Robots loom as possible job hijackers

Automation is playing increasing roles in the contemporary workplace.

Some Filipinos may face the prospect of losing their jobs to robots, both the hardware robots and the software kind.

There are an increasing number of companies nowadays, though albeit in specialized job markets, that are recruiting workers though not of the human kind.

Robots are no longer confined within the science fiction world, as they take on the role of doing actual work that used to be performed by human beings. For now, these are mostly highly specialized work that require repetitive actions or high precision tasks.

Already, an automotive assembly plant based in Laguna has invested some PhP30 million to automate some portions of the assembly line.
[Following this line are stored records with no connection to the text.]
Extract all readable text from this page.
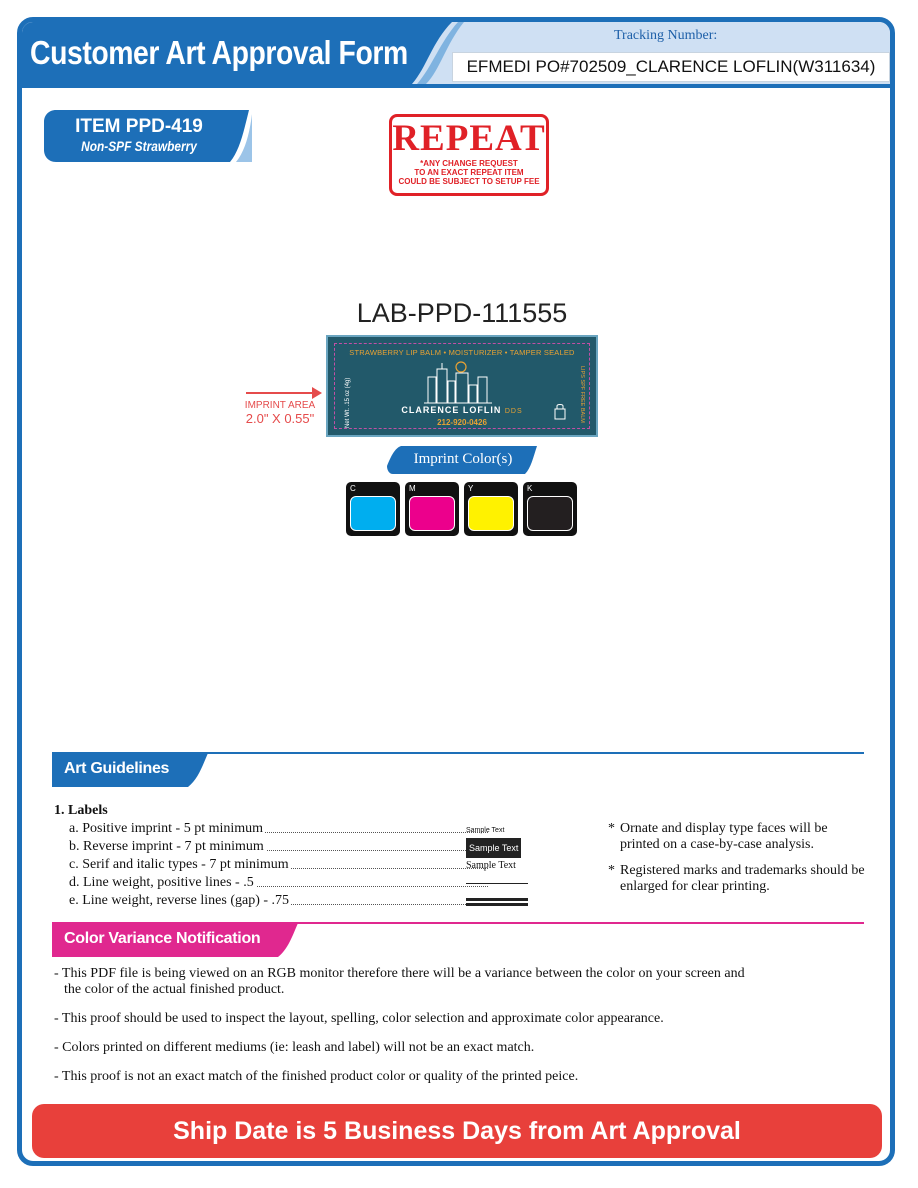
Customer Art Approval Form	Tracking Number:
EFMEDI PO#702509_CLARENCE LOFLIN(W311634)
ITEM PPD-419
Non-SPF Strawberry	REPEAT
*ANY CHANGE REQUEST
TO AN EXACT REPEAT ITEM
COULD BE SUBJECT TO SETUP FEE
LAB-PPD-111555
STRAWBERRY LIP BALM • MOISTURIZER • TAMPER SEALED
CLARENCE LOFLIN DDS
212-920-0426
Net Wt. .15 oz (4g)	LIPS SPF FREE BALM
IMPRINT AREA
2.0" X 0.55"
Imprint Color(s)
C	M	Y	K
Art Guidelines
1. Labels
a. Positive imprint - 5 pt minimum	Sample Text
b. Reverse imprint - 7 pt minimum	Sample Text
c. Serif and italic types - 7 pt minimum	Sample Text
d. Line weight, positive lines - .5
e. Line weight, reverse lines (gap) - .75
* Ornate and display type faces will be printed on a case-by-case analysis.
* Registered marks and trademarks should be enlarged for clear printing.
Color Variance Notification
- This PDF file is being viewed on an RGB monitor therefore there will be a variance between the color on your screen and the color of the actual finished product.
- This proof should be used to inspect the layout, spelling, color selection and approximate color appearance.
- Colors printed on different mediums (ie: leash and label) will not be an exact match.
- This proof is not an exact match of the finished product color or quality of the printed peice.
Ship Date is 5 Business Days from Art Approval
Luis Marcelino, a Senior Vice President of Toyota Motor Philippines told News5: “Robotics and automation have a big effect on our operation now. Basically, two areas that are impacted are safety, and another is productivity. Just imagine, the whole day if a team member or a human being does the painting the whole day, he cannot stand eight hours doing it, so at some point he will get tired. So, it will affect the efficiency of his work.”

But it’s not just in terms of robots as machines. Nowadays, computer programs and system software are being crunched, some via artificial intelligence, so that the repetitive tasks of, say, clerks, telemarketers, data entry agents and other business process workers, can be automated.

Fortunato De La Peña, Secretary of the Department of Science and Technology said: “We really do not want to be very pessimistic, but the kind of work that we have been doing now, like the usual call center work, might be overtaken by technology. There are many things being done by people that can be replaced by more of these automation and artificial intelligence.”